За воротами конюшни парня поймал бард Филипп.

— О чём вы с ним тёрли?

— Да так, за жизнь, за службу.

— За службу, говоришь. Ты знаешь, кто это?

— Элджей, — с недоумением ответил Михан. — Чё не так? Конюх он какой-то.

— Конюх! — презрительно фыркнул бард. — Ну ты даёшь…

— Чё ты ржёшь, кобёл? — окрысился Михан. — Он просто хорошо делает свою работу.

Морду деятеля искусств перекосило, будто он поел кислого.

— Это же кат, — снисходительно известил Филипп. — Исполнитель приговоров Владимирского централа. Самый лютый на Святой Руси палач!

Глава пятая,

в которой к Щавелю на приём являются просители и главный из них ведёт мутные базары

Михан вернулся в казарму с ощущением потерянной невинности. На шконке сидел Дарий Донцов и вещал, а перед ним развесили уши ратники. Парень влился в коллектив, и удачно — раб только начал рассказывать.

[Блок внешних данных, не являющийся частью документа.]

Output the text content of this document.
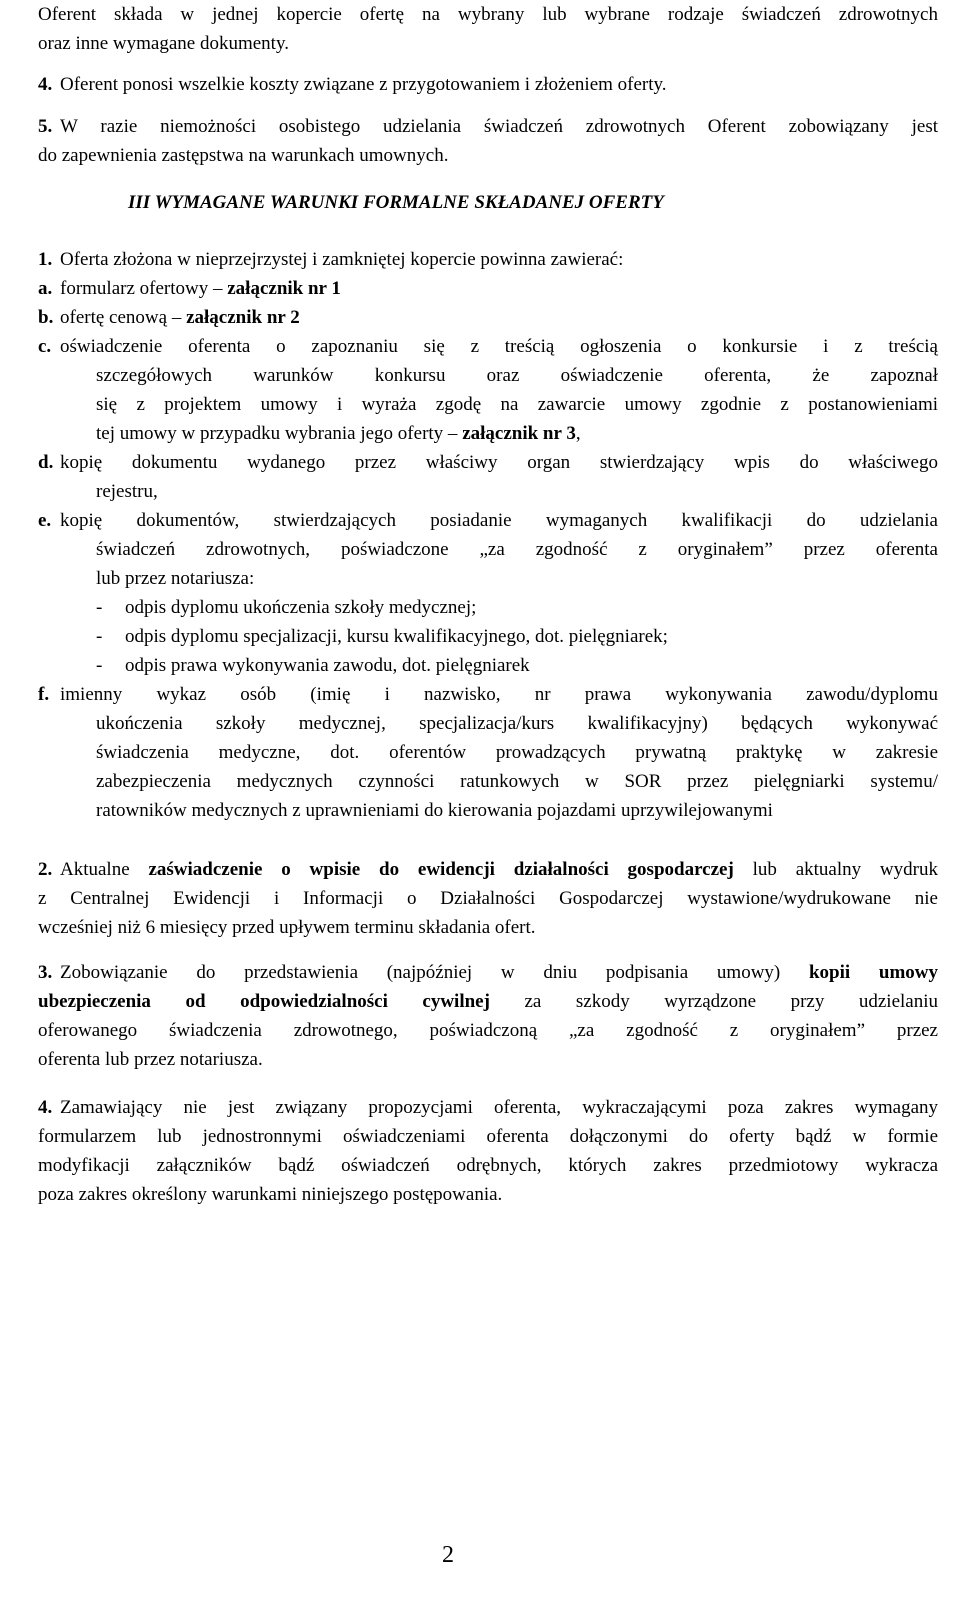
Oferent składa w jednej kopercie ofertę na wybrany lub wybrane rodzaje świadczeń zdrowotnych

oraz inne wymagane dokumenty.

4. Oferent ponosi wszelkie koszty związane z przygotowaniem i złożeniem oferty.

5. W razie niemożności osobistego udzielania świadczeń zdrowotnych Oferent zobowiązany jest

do zapewnienia zastępstwa na warunkach umownych.

III WYMAGANE WARUNKI FORMALNE SKŁADANEJ OFERTY

1. Oferta złożona w nieprzejrzystej i zamkniętej kopercie powinna zawierać:

a. formularz ofertowy – załącznik nr 1

b. ofertę cenową – załącznik nr 2

c. oświadczenie oferenta o zapoznaniu się z treścią ogłoszenia o konkursie i z treścią

szczegółowych warunków konkursu oraz oświadczenie oferenta, że zapoznał

się z projektem umowy i wyraża zgodę na zawarcie umowy zgodnie z postanowieniami

tej umowy w przypadku wybrania jego oferty – załącznik nr 3,

d. kopię dokumentu wydanego przez właściwy organ stwierdzający wpis do właściwego

rejestru,

e. kopię dokumentów, stwierdzających posiadanie wymaganych kwalifikacji do udzielania

świadczeń zdrowotnych, poświadczone „za zgodność z oryginałem” przez oferenta

lub przez notariusza:

- odpis dyplomu ukończenia szkoły medycznej;

- odpis dyplomu specjalizacji, kursu kwalifikacyjnego, dot. pielęgniarek;

- odpis prawa wykonywania zawodu, dot. pielęgniarek

f. imienny wykaz osób (imię i nazwisko, nr prawa wykonywania zawodu/dyplomu

ukończenia szkoły medycznej, specjalizacja/kurs kwalifikacyjny) będących wykonywać

świadczenia medyczne, dot. oferentów prowadzących prywatną praktykę w zakresie

zabezpieczenia medycznych czynności ratunkowych w SOR przez pielęgniarki systemu/

ratowników medycznych z uprawnieniami do kierowania pojazdami uprzywilejowanymi

2. Aktualne zaświadczenie o wpisie do ewidencji działalności gospodarczej lub aktualny wydruk

z Centralnej Ewidencji i Informacji o Działalności Gospodarczej wystawione/wydrukowane nie

wcześniej niż 6 miesięcy przed upływem terminu składania ofert.

3. Zobowiązanie do przedstawienia (najpóźniej w dniu podpisania umowy) kopii umowy

ubezpieczenia od odpowiedzialności cywilnej za szkody wyrządzone przy udzielaniu

oferowanego świadczenia zdrowotnego, poświadczoną „za zgodność z oryginałem” przez

oferenta lub przez notariusza.

4. Zamawiający nie jest związany propozycjami oferenta, wykraczającymi poza zakres wymagany

formularzem lub jednostronnymi oświadczeniami oferenta dołączonymi do oferty bądź w formie

modyfikacji załączników bądź oświadczeń odrębnych, których zakres przedmiotowy wykracza

poza zakres określony warunkami niniejszego postępowania.

2
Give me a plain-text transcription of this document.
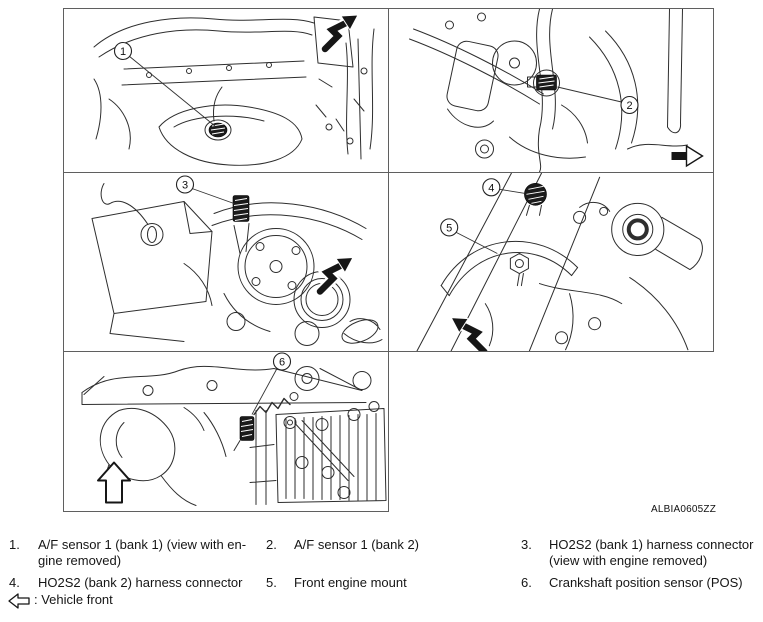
1
2
3	4
5
6
ALBIA0605ZZ
1. A/F sensor 1 (bank 1) (view with en-
gine removed)
2. A/F sensor 1 (bank 2)	3. HO2S2 (bank 1) harness connector
(view with engine removed)
4. HO2S2 (bank 2) harness connector	5. Front engine mount	6. Crankshaft position sensor (POS)
: Vehicle front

— Жил на Москве добрый молодец. Жил не тужил, на шее у родителей сидел, с людьми не знался, в спортзале качался. Имени его нам история не донесла, да что нам в имени его, если вся сила в правде, а не вся правда в силе? Известно лишь, что на тренажёрах и богатом питании вырос добрый молодец столь могуч, что мог взять лом, вокруг себя перегнуть и узлом завязать. Так его и прозвали — Ломом подпоясанный. И вот, говорит ему отец: «Да свиданья, сынок, наш окончился срок. Жили мы с матерью счастливо и умрём в один день. Больше ты на нашу пенсию не рассчитывай, крутись как хочешь». Вознегодовал Ломом подпоясанный на весь мир от такой жестокой несправедливости, что аж язык себе перекусил. Не знал он никакого ремесла, кроме режима тренировок и спортивной диеты, да только без языка фитнесс-тренером не поработаешь, а тело своё холёное на поругание глиномесам продавать уж было больно невмочь. И стал Ломом подпоясанный ночным сторожем. Долго ли, коротко ли, отторгла его Москва. Такое бывало в стародавние времена сплошь и рядом со всеми, кто не сумел вписаться в коллектив и не был готов к продуктивной работе в условиях растущих вызовов. Даже на едином языке Ломом подпоясанный балакать не научился, потому что изо рта его вырывались лишь мычание и лай. Продал он отчий дом, да уехал в глухие ебеня близ Архангельска, где летом плавают льдины, и попробовал устроиться в рыбачью артель. Но не приняли поморы удалого москвича, чего-то он им не глянулся по своим личным качествам. Горд и заносчив показался добрый молодец суровым северным мужикам. Хотел Ломом подпоясанный на льдине уплыть на Новую Землю, где с испытательных времён фонит божья благодать, но льдину обратно прибило. За то прозвали его острые на язык архангельские мужики Один на льдине, да отвернулись от него. Так он и ходит теперь по посёлку, обожжённый морозом, и собаки кусают его за тестикулы.